Previewing the Mining Your Own Business Podcast

Elder Research is launching a new podcast in early April 2022 where Director of Analytics Strategy, Evan Wimpey, will be interviewing commercial data and analytic leaders.
Author:

Evan Wimpey

Date Published:
March 28, 2022

Not Evan’s actual Gameboy, but it could have been.

Not to date myself, but Pokémon debuted on GameBoy when I was in the 7th grade. I had a GameBoy, but I had no interest in Pokémon. There were a few kids that played in school, but I was interested in other fun games, like Donkey Kong and Dr. Mario.

As the months went on, I began to notice that while fun was often the means, the end for these games was social capital: on the playground, in the lunchroom, but most importantly, on the bus.

The bus was where we talked about games and being good at the popular games was a powerful tool. When Pokémon’s popularity began to skyrocket, anybody who was anybody begged their parents to buy them the Pokémon game, and subsequently lots of AA batteries for their GameBoy.

For anyone who wanted to sit nearer the back of the bus, the solution was clear: get the game and spend time playing it. That gave you more Pokémon, stronger Pokémon, and more clout with the “cool kids” on the bus.

But what about when the solution isn’t so clear?

What if there are so many ways that you could fail?

 

Even with the game, some people wasted time and money on it and still fell farther from the inner circle.

How Does This Relate to Analytics?

This incredible stretch of an analogy is how I see analytics in the corporate world today. Analytics can provide incredible insight, leading to more and more firms spending escalating resources on the capability. So, if you want to remain competitive as a firm, the solution is simple, right? Just “do” analytics. Just spend the time and money. But it isn’t that easy.

In fact, you might conduct bad analytics that are detrimental to your firm’s goals. Most common of all, one puts time and resources into building analytics that never actually impart any change in the way decisions are made.

Just as there were popular kids that figured out the “secret” of Pokémon sitting in the back of the bus, there are companies that have benefited greatly from analytics.

Hiring data scientists and building a machine learning model is only one step in a very complex process. Even the best models need to drive change to be useful, and no model can do that in a vacuum.  As one of my colleagues says, “Deploying [analytics] is more than just a technical process—it’s an organizational process”.

To realize the potential of data analytics requires more than throwing data scientists at your company’s problems. It requires embracing the change that analytics brings.

It all comes back to...

In 2016 Jeff Deal and Gerhard Pilcher wrote Mining Your Own Business: A Primer for Executives on Understanding and Employing Data Mining and Predictive Analytics.
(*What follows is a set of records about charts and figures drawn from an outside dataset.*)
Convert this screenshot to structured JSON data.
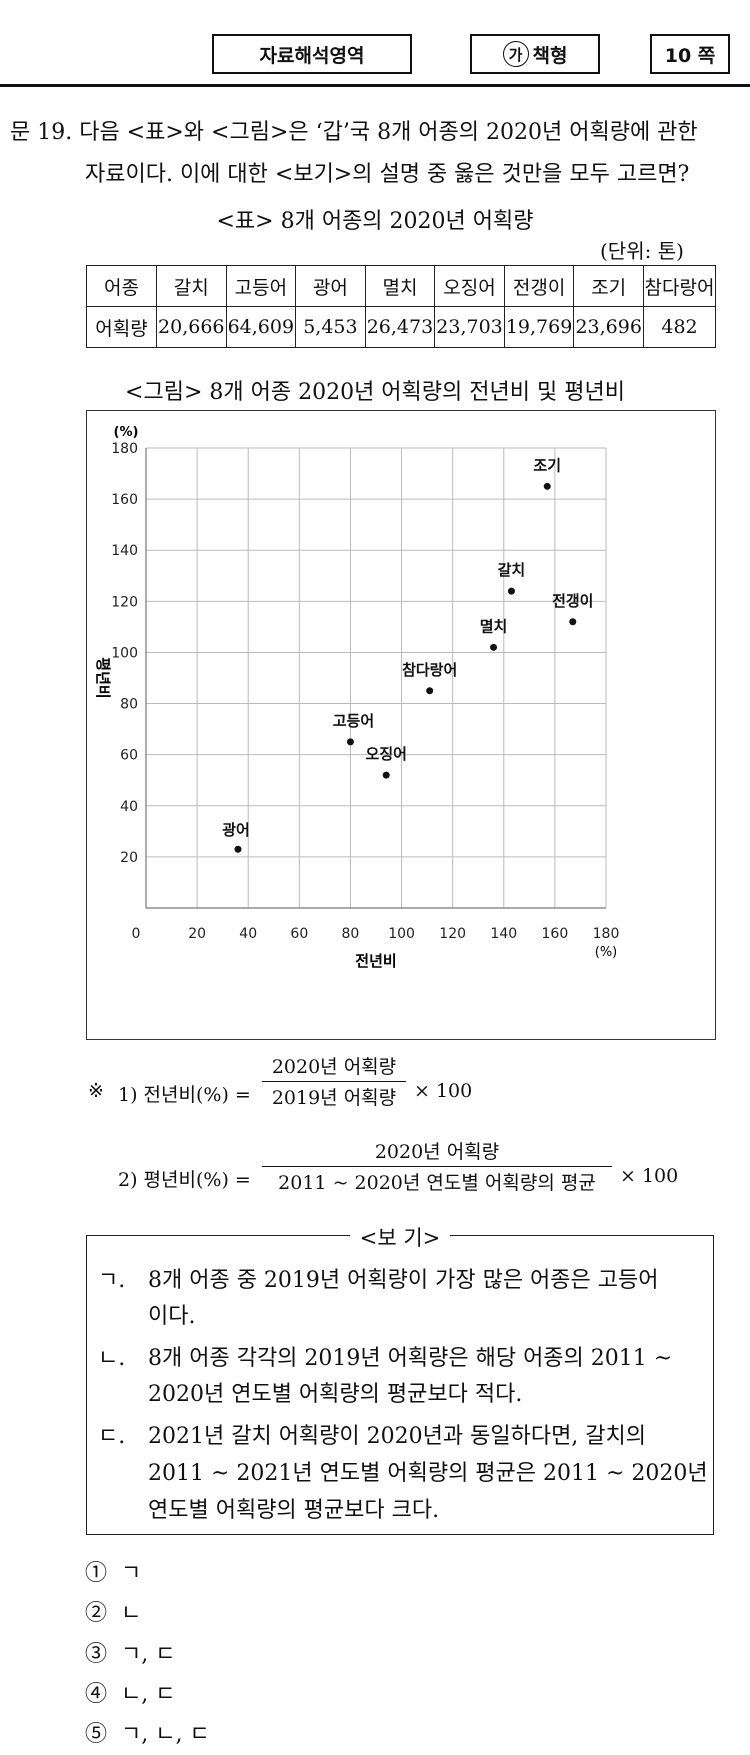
{
  "header": {
    "subject": "자료해석영역",
    "booklet_mark": "가",
    "booklet_label": "책형",
    "page": "10 쪽"
  },
  "question": {
    "line1": "문 19. 다음 <표>와 <그림>은 ‘갑’국 8개 어종의 2020년 어획량에 관한",
    "line2": "자료이다. 이에 대한 <보기>의 설명 중 옳은 것만을 모두 고르면?"
  },
  "table": {
    "title": "<표> 8개 어종의 2020년 어획량",
    "unit": "(단위: 톤)",
    "header_label": "어종",
    "row_label": "어획량",
    "species": [
      "갈치",
      "고등어",
      "광어",
      "멸치",
      "오징어",
      "전갱이",
      "조기",
      "참다랑어"
    ],
    "values": [
      "20,666",
      "64,609",
      "5,453",
      "26,473",
      "23,703",
      "19,769",
      "23,696",
      "482"
    ]
  },
  "figure": {
    "title": "<그림> 8개 어종 2020년 어획량의 전년비 및 평년비"
  },
  "chart_data": {
    "type": "scatter",
    "xlabel": "전년비",
    "ylabel": "평년비",
    "x_unit": "(%)",
    "y_unit": "(%)",
    "xlim": [
      0,
      180
    ],
    "ylim": [
      0,
      180
    ],
    "x_ticks": [
      0,
      20,
      40,
      60,
      80,
      100,
      120,
      140,
      160,
      180
    ],
    "y_ticks": [
      20,
      40,
      60,
      80,
      100,
      120,
      140,
      160,
      180
    ],
    "grid": true,
    "points": [
      {
        "label": "광어",
        "x": 36,
        "y": 23
      },
      {
        "label": "고등어",
        "x": 80,
        "y": 65
      },
      {
        "label": "오징어",
        "x": 94,
        "y": 52
      },
      {
        "label": "참다랑어",
        "x": 111,
        "y": 85
      },
      {
        "label": "멸치",
        "x": 136,
        "y": 102
      },
      {
        "label": "갈치",
        "x": 143,
        "y": 124
      },
      {
        "label": "전갱이",
        "x": 167,
        "y": 112
      },
      {
        "label": "조기",
        "x": 157,
        "y": 165
      }
    ]
  },
  "notes": {
    "mark": "※",
    "n1_label": "1) 전년비(%) =",
    "n1_num": "2020년 어획량",
    "n1_den": "2019년 어획량",
    "n1_mult": "× 100",
    "n2_label": "2) 평년비(%) =",
    "n2_num": "2020년 어획량",
    "n2_den": "2011 ~ 2020년 연도별 어획량의 평균",
    "n2_mult": "× 100"
  },
  "bogi": {
    "title": "<보 기>",
    "items": [
      {
        "mark": "ㄱ.",
        "line1": "8개 어종 중 2019년 어획량이 가장 많은 어종은 고등어",
        "line2": "이다."
      },
      {
        "mark": "ㄴ.",
        "line1": "8개 어종 각각의 2019년 어획량은 해당 어종의 2011 ~",
        "line2": "2020년 연도별 어획량의 평균보다 적다."
      },
      {
        "mark": "ㄷ.",
        "line1": "2021년 갈치 어획량이 2020년과 동일하다면, 갈치의",
        "line2": "2011 ~ 2021년 연도별 어획량의 평균은 2011 ~ 2020년",
        "line3": "연도별 어획량의 평균보다 크다."
      }
    ]
  },
  "choices": [
    {
      "num": "①",
      "text": "ㄱ"
    },
    {
      "num": "②",
      "text": "ㄴ"
    },
    {
      "num": "③",
      "text": "ㄱ, ㄷ"
    },
    {
      "num": "④",
      "text": "ㄴ, ㄷ"
    },
    {
      "num": "⑤",
      "text": "ㄱ, ㄴ, ㄷ"
    }
  ]
}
The book highlights the fact that for analytics to be successful in an organization there must be a “durable bridge across the quant/business culture gap”.

The book is a great overview and a useful reference for teams that aim to drive value from their data. Organizations across many industries have used it to help shape their analytics efforts. While there are several example stories of success and failure in the book, wouldn’t it be great to hear directly from the people that are on this great journey to implement analytic solutions? What are they doing now in their organization?

See in the New “Mining Your Own Business” Podcast

That’s what we’ll see in the new “Mining Your Own Business” podcast. The host (yours truly) will be introducing you to an array of commercial data and analytic leaders.

I’ll have conversations with innovative data scientists, engineers, team leaders, managers, directors, and executives that we are excited to learn from. 

These are the people that are responsible for building an elegant technical solution and getting it implemented to drive real change. Some guests will have highly technical backgrounds, some will be more focused on change management, but they will all be working to transform data into decisions.

I hope you listen in as leaders talk about how analytics are tested and used at their company:

What types of challenges are they tackling?

How are they building solutions?

How are they implementing analytic insight?

These are the important questions leaders face as they “mine” their own business. This podcast will provide an inside look at how mining operations can succeed…

And if there’s time, we’ll have Pokemon battles.